Key Partners: These are the people necessary to help your business achieve its goals, which may be external from the company. If you have a technology consumer product, which retailers will you have a relationship with and what manufacturers? Consider if there are is any potential for strategic alliances with similar companies.

Key Activities: What your company needs to do in order to function within operations, finance, and the people components of your company. Focus on just thinking of the core functions that your company needs to do in order to deliver its product or service and how that relates to the rest of your model.

Value Proposition: The unique value your company creates in the market should be your key activities and they should make sense with the rest of the model. The key activity is the driving force behind your company and the problem you solve. We believe that this is among the most important parts and requires market research.

Key Resources: The commodities required to produce your good, human force behind your service or products for operations are your key resources. Having a solid understanding of the resources necessary can help to accurately estimate costs later on and uncover new relationships or uses of existing resources if your company engages in corporate venturing.

Cost Structure: The key resources and activities required to deliver your value proposition are outlined in your cost structure financially. This is where we compute how much money you need to operate, which can help with pricing now and avoid budgeting issues later on.

Customer Relationships: This is an important part often neglected and is very important for many service industries. Maximizing the lifetime value of your customer and knowing exactly how to do so from the very start is critical. To learn more about this, research customer relationship management or discuss the matter with us.

Channels: How and where you will distribute your product or service make an amazing difference. It may be infeasible to launch your product in every country simultaneously and to every person. You must understand who will use your product, where they will and how they purchase in order to do this effectively.

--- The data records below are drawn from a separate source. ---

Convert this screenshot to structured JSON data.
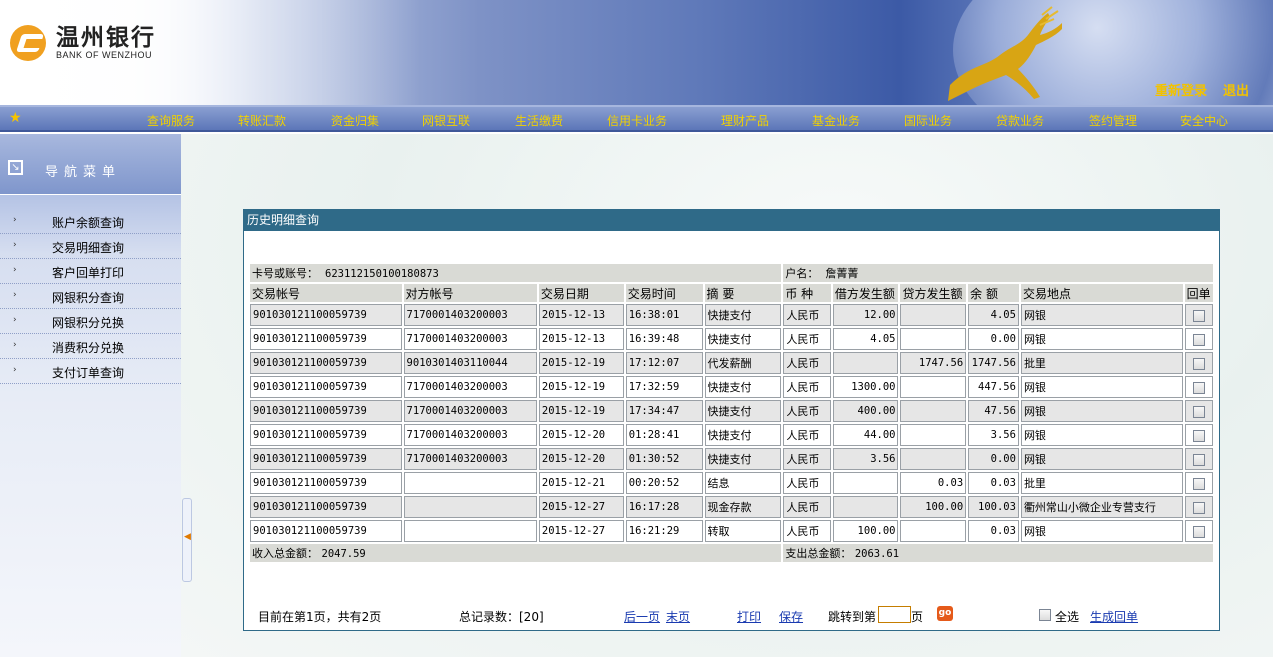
{
  "brand": {
    "name_cn": "温州银行",
    "name_en": "BANK OF WENZHOU"
  },
  "header": {
    "relogin": "重新登录",
    "logout": "退出"
  },
  "nav": [
    "查询服务",
    "转账汇款",
    "资金归集",
    "网银互联",
    "生活缴费",
    "信用卡业务",
    "理财产品",
    "基金业务",
    "国际业务",
    "贷款业务",
    "签约管理",
    "安全中心"
  ],
  "sidebar": {
    "title": "导航菜单",
    "items": [
      "账户余额查询",
      "交易明细查询",
      "客户回单打印",
      "网银积分查询",
      "网银积分兑换",
      "消费积分兑换",
      "支付订单查询"
    ]
  },
  "panel": {
    "title": "历史明细查询",
    "card_label": "卡号或账号：",
    "card_no": "623112150100180873",
    "owner_label": "户名：",
    "owner": "詹菁菁",
    "columns": [
      "交易帐号",
      "对方帐号",
      "交易日期",
      "交易时间",
      "摘 要",
      "币 种",
      "借方发生额",
      "贷方发生额",
      "余 额",
      "交易地点",
      "回单"
    ],
    "rows": [
      [
        "901030121100059739",
        "7170001403200003",
        "2015-12-13",
        "16:38:01",
        "快捷支付",
        "人民币",
        "12.00",
        "",
        "4.05",
        "网银"
      ],
      [
        "901030121100059739",
        "7170001403200003",
        "2015-12-13",
        "16:39:48",
        "快捷支付",
        "人民币",
        "4.05",
        "",
        "0.00",
        "网银"
      ],
      [
        "901030121100059739",
        "9010301403110044",
        "2015-12-19",
        "17:12:07",
        "代发薪酬",
        "人民币",
        "",
        "1747.56",
        "1747.56",
        "批里"
      ],
      [
        "901030121100059739",
        "7170001403200003",
        "2015-12-19",
        "17:32:59",
        "快捷支付",
        "人民币",
        "1300.00",
        "",
        "447.56",
        "网银"
      ],
      [
        "901030121100059739",
        "7170001403200003",
        "2015-12-19",
        "17:34:47",
        "快捷支付",
        "人民币",
        "400.00",
        "",
        "47.56",
        "网银"
      ],
      [
        "901030121100059739",
        "7170001403200003",
        "2015-12-20",
        "01:28:41",
        "快捷支付",
        "人民币",
        "44.00",
        "",
        "3.56",
        "网银"
      ],
      [
        "901030121100059739",
        "7170001403200003",
        "2015-12-20",
        "01:30:52",
        "快捷支付",
        "人民币",
        "3.56",
        "",
        "0.00",
        "网银"
      ],
      [
        "901030121100059739",
        "",
        "2015-12-21",
        "00:20:52",
        "结息",
        "人民币",
        "",
        "0.03",
        "0.03",
        "批里"
      ],
      [
        "901030121100059739",
        "",
        "2015-12-27",
        "16:17:28",
        "现金存款",
        "人民币",
        "",
        "100.00",
        "100.03",
        "衢州常山小微企业专营支行"
      ],
      [
        "901030121100059739",
        "",
        "2015-12-27",
        "16:21:29",
        "转取",
        "人民币",
        "100.00",
        "",
        "0.03",
        "网银"
      ]
    ],
    "income_label": "收入总金额：",
    "income_total": "2047.59",
    "expense_label": "支出总金额：",
    "expense_total": "2063.61"
  },
  "footer": {
    "page_info": "目前在第1页，共有2页",
    "total_records": "总记录数：[20]",
    "next_page": "后一页",
    "last_page": "末页",
    "print": "打印",
    "save": "保存",
    "jump_prefix": "跳转到第",
    "jump_suffix": "页",
    "go": "go",
    "select_all": "全选",
    "generate_receipt": "生成回单"
  }
}
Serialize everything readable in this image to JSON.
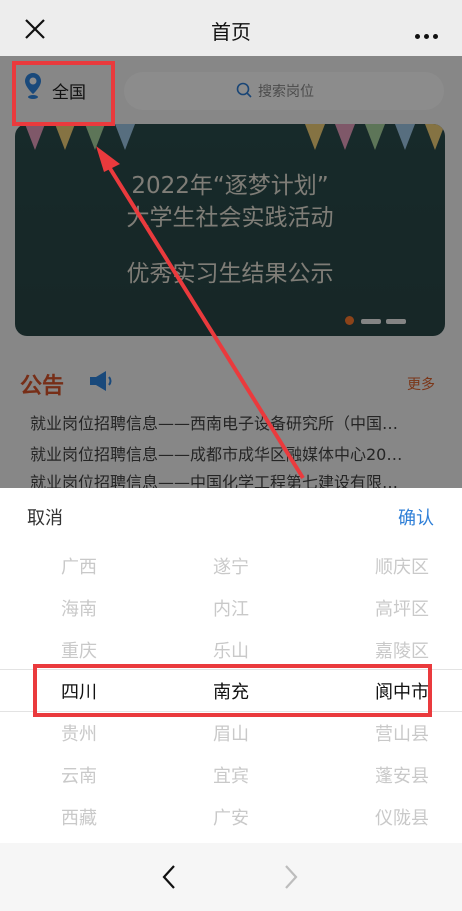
{
  "topbar": {
    "title": "首页"
  },
  "page": {
    "location": "全国",
    "search_placeholder": "搜索岗位",
    "banner": {
      "line1": "2022年“逐梦计划”",
      "line2": "大学生社会实践活动",
      "line3": "优秀实习生结果公示"
    },
    "notice_title": "公告",
    "more_label": "更多",
    "notices": [
      "就业岗位招聘信息——西南电子设备研究所（中国…",
      "就业岗位招聘信息——成都市成华区融媒体中心20…",
      "就业岗位招聘信息——中国化学工程第七建设有限…"
    ]
  },
  "picker": {
    "cancel_label": "取消",
    "confirm_label": "确认",
    "provinces": [
      "广西",
      "海南",
      "重庆",
      "四川",
      "贵州",
      "云南",
      "西藏"
    ],
    "cities": [
      "遂宁",
      "内江",
      "乐山",
      "南充",
      "眉山",
      "宜宾",
      "广安"
    ],
    "districts": [
      "顺庆区",
      "高坪区",
      "嘉陵区",
      "阆中市",
      "营山县",
      "蓬安县",
      "仪陇县"
    ],
    "selected_index": 3
  },
  "colors": {
    "highlight": "#ea3a3d",
    "confirm": "#2f7fd7",
    "accent": "#e0632d"
  }
}
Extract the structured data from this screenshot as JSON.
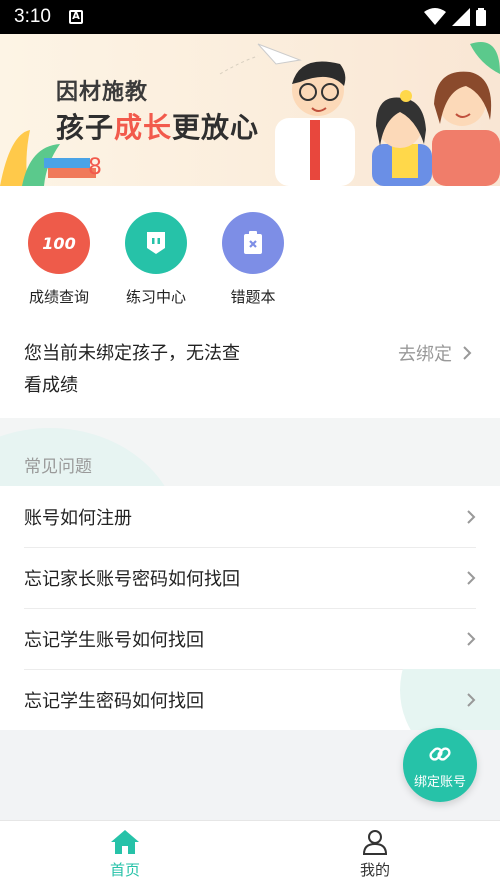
{
  "status_bar": {
    "time": "3:10",
    "app_badge": "A"
  },
  "banner": {
    "line1": "因材施教",
    "line2_part1": "孩子",
    "line2_highlight": "成长",
    "line2_part2": "更放心",
    "highlight_color": "#f25a4c"
  },
  "shortcuts": [
    {
      "label": "成绩查询",
      "icon": "score-100-icon",
      "color": "#ee5b4a",
      "glyph": "100"
    },
    {
      "label": "练习中心",
      "icon": "practice-icon",
      "color": "#26c2a8"
    },
    {
      "label": "错题本",
      "icon": "wrong-book-icon",
      "color": "#7d8ee6"
    }
  ],
  "bind_notice": {
    "text": "您当前未绑定孩子，无法查看成绩",
    "action": "去绑定"
  },
  "faq": {
    "title": "常见问题",
    "items": [
      {
        "text": "账号如何注册"
      },
      {
        "text": "忘记家长账号密码如何找回"
      },
      {
        "text": "忘记学生账号如何找回"
      },
      {
        "text": "忘记学生密码如何找回"
      }
    ]
  },
  "fab": {
    "label": "绑定账号"
  },
  "bottom_nav": {
    "items": [
      {
        "label": "首页",
        "icon": "home-icon",
        "active": true
      },
      {
        "label": "我的",
        "icon": "user-icon",
        "active": false
      }
    ],
    "accent": "#26c2a8"
  }
}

Customer Segments: This plays a large role into the channels to know where to target the customer segment and the value proposition, to know what the customer segments want. Are there opportunities to target one segment in the market that is underserved or create customized services for each segment? Questions such as these can be answered and impact the entire business model.

Revenue Streams: Understanding the customer segment and the value proposition, along with your competition and costs can help your price your product or service. These will develop more accurate revenue streams and generate more profits in the long run as prices are based on research, rather than mimicking competitors or setting them arbitrarily.

The business model can be extremely helpful in the pre-business planning phases and are a necessary step we take to map out the big picture of your business. We see it as a vital part in constructing any business, just as an architect does not place more value on one part of a building than the next. A stable building is constructed with a solid blueprint and a winning business model is just this.